La comparaison entre la lecture d’une page du site web Science et vie (écrémage : lecture des titres/sous-titres) et d’un article papier des années 70 de la même revue (lecture continue) montre la différence des pratiques de lecture. Il n’en saurait être autrement compte tenu de la divergence des structures des exemples présentés (page d’accueil d’un site web vs article de vulgarisation scientifique dans une mise en page austère)
Il existe deux types de lecture : la lecture qui nécessite l’assimilation du contenu (article) et la lecture qui nécessite une attention soutenue (lecture d’une page web). Il n’est pas évident pour le cerveau d’analyser cela (problème du déficit de compréhension).
Entre papier et écran, les principales différences techniques sont :
– papier : lumière naturelle, page à page, linéaire, texte/image
– écran : rétro-éclairage (principale source d’inconfort visuel), scrolling, non linéaire, texte/image/sons/vidéo
Il existe également des différences individuelles, notamment dans la rapidité de la lecture (lecteur rapide : 500 mots/min ; lecteur lent <100 mots/min). Sur écran, le nombre de lecteurs lents augmentent.
Le processus de lecture se compose de 3 étapes : détection des lettres (visibilité), l’identification des mots (discriminabilité) et la compréhension des mots (intégration).
Nous fixons seulement 4 lettres d’un mot (vision fovéale). L’empan visuel est la fenêtre autour de ces 4 lettres (la position de la fenêtre par rapport aux 4 lettres dépend du sens de la lecture, plus large à droite lorsqu’on lit de gauche à droite et plus large à gauche lorsqu’on lit de droite à gauche).
Sur écran, l’empan visuel diminue en fonction du contraste du texte, de l’espacement inter-caractère ou de l’emploi de colonnes réduites. Lorsque l’empan visuel est diminué, l’attention visuelle qui guide le regard est perturbée. Notre attention n’est pas localisée au même endroit que notre vision.
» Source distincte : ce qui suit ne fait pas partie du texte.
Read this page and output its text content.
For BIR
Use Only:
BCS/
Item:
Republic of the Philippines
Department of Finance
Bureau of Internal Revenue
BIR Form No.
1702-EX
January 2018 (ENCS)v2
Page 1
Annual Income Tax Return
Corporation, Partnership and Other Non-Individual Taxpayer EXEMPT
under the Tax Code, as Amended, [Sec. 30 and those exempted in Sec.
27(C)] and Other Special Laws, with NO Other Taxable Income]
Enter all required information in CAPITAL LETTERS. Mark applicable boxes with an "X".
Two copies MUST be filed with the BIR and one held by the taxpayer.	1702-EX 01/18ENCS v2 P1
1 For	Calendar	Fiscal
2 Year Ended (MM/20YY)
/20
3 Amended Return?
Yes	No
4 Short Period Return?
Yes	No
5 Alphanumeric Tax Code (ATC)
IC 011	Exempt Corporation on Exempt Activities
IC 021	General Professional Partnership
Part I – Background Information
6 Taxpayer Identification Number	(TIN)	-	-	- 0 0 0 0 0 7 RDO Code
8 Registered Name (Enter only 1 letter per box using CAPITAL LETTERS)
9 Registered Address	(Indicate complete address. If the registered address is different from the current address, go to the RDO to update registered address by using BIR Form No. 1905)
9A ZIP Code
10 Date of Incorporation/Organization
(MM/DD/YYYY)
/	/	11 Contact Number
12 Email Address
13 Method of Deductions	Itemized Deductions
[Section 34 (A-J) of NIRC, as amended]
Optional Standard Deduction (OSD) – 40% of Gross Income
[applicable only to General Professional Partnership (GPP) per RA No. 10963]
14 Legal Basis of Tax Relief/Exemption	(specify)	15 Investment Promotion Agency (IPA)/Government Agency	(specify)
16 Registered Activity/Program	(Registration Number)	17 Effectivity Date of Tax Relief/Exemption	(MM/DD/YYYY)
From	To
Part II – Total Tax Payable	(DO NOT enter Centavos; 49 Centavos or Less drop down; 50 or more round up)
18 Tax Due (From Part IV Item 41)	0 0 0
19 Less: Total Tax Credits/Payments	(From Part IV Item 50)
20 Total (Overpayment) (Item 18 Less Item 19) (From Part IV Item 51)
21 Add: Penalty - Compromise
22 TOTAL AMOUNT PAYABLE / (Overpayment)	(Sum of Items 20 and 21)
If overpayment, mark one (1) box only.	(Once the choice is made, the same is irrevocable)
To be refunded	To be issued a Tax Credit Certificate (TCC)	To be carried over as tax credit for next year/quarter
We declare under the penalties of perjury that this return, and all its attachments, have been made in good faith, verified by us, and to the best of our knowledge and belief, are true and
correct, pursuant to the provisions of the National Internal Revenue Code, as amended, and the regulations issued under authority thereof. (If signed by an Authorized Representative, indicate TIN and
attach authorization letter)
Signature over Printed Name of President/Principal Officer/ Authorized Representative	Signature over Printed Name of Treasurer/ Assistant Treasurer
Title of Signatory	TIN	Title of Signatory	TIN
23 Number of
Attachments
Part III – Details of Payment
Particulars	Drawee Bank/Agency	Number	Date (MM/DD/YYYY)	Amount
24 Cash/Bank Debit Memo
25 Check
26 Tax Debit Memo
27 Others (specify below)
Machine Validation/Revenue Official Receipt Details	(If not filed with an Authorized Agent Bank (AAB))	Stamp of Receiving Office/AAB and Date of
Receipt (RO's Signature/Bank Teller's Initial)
Règle générale dans le processus de lecture : le lecteur fixe le centre du mot (sinon prise d’information dégradée car multiplication des prises d’information).
Le scrolling : le déplacement des mots perturbe la mémoire spatiale des mots (se souvenir de la place des mots ou de l’info dans la page). Le scrolling constitue un élément négatif dans la prise d’information.
Au niveau de la compréhension, l’hypertexte met le lecteur dans la position de l’auteur. En fait, il est beaucoup plus difficile de choisir soi-même le chemin de lecture (avantage pour le papier) : désorientation, difficulté à lier les informations entre elles, difficulté de mémorisation.
Les liseuses disposent d’avantages indéniables (lisible en lumière naturelle, accessibilité, nomadisme, réalité augmentée) mais pâtissent encore de certains inconvénients (qualité du blanc, pas de couleurs pour le moment, lenteur du changement de page).
[Ces conclusions sont néanmoins remises en cause par l’arrivée de nouvelles machines censées marquer une tendance lourde dans l’industrie des « tablettes de lecture » (Ipad notamment)] (note du blogueur)
La lecture a évolué, l’Homme ne s’adapte pas aussi vite, il n’est adaptable que dans une certaine limite (oeil, mémoire).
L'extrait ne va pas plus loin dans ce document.